On the issue of qualification, the IRS itself offers a very broad disclaimer.
“Although the service has been making an effort to refine and clarify this area, (section) 501(c)(4) remains in some degree a catch-all for presumptively beneficial nonprofit organizations that resist classification under the other exempting provisions of the code,” the agency noted. “Unfortunately, this condition exists because ‘social welfare’ is inherently an abstruse concept that continues to defy precise definition.”

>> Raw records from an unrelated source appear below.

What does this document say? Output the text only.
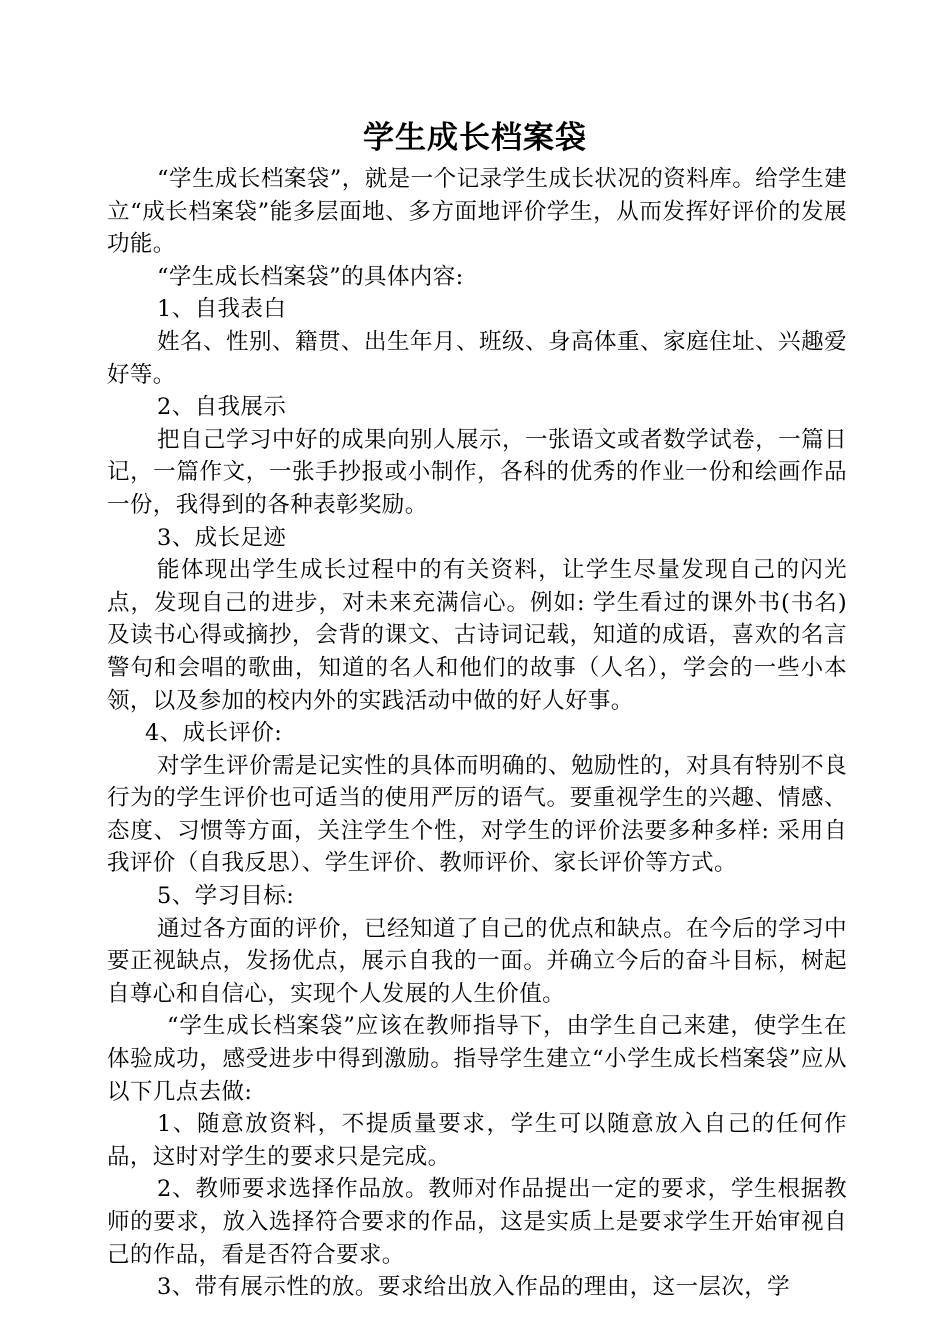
学生成长档案袋

“学生成长档案袋”，就是一个记录学生成长状况的资料库。给学生建立“成长档案袋”能多层面地、多方面地评价学生，从而发挥好评价的发展功能。

“学生成长档案袋”的具体内容:

1、自我表白

姓名、性别、籍贯、出生年月、班级、身高体重、家庭住址、兴趣爱好等。

2、自我展示

把自己学习中好的成果向别人展示，一张语文或者数学试卷，一篇日记，一篇作文，一张手抄报或小制作，各科的优秀的作业一份和绘画作品一份，我得到的各种表彰奖励。

3、成长足迹

能体现出学生成长过程中的有关资料，让学生尽量发现自己的闪光点，发现自己的进步，对未来充满信心。例如: 学生看过的课外书(书名)及读书心得或摘抄，会背的课文、古诗词记载，知道的成语，喜欢的名言警句和会唱的歌曲，知道的名人和他们的故事（人名），学会的一些小本领，以及参加的校内外的实践活动中做的好人好事。

4、成长评价:

对学生评价需是记实性的具体而明确的、勉励性的，对具有特别不良行为的学生评价也可适当的使用严厉的语气。要重视学生的兴趣、情感、态度、习惯等方面，关注学生个性，对学生的评价法要多种多样: 采用自我评价（自我反思）、学生评价、教师评价、家长评价等方式。

5、学习目标:

通过各方面的评价，已经知道了自己的优点和缺点。在今后的学习中要正视缺点，发扬优点，展示自我的一面。并确立今后的奋斗目标，树起自尊心和自信心，实现个人发展的人生价值。

“学生成长档案袋”应该在教师指导下，由学生自己来建，使学生在体验成功，感受进步中得到激励。指导学生建立“小学生成长档案袋”应从以下几点去做:

1、随意放资料，不提质量要求，学生可以随意放入自己的任何作品，这时对学生的要求只是完成。

2、教师要求选择作品放。教师对作品提出一定的要求，学生根据教师的要求，放入选择符合要求的作品，这是实质上是要求学生开始审视自己的作品，看是否符合要求。

3、带有展示性的放。要求给出放入作品的理由，这一层次，学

A tax-exempt designation for social welfare groups dates back to the Tariff Act of 1913, in part because of a push by the U.S. Chamber of Commerce for exclusion of civic groups and organizations that promoted commerce. That same year, the 16th Amendment was ratified, allowing Congress to levy federal taxes, the modern income tax was born and the tax-exempt designation gravitated to the new tax code.
For much of its history, groups under this designation were as advertised. But over the past decade, applications for this designation took on a decidedly more political nature. There were 2,774 applications for the special tax-exempt status in fiscal 2012, vs. 2,033 in fiscal 2000.
William Douglas of the Washington Bureau contributed.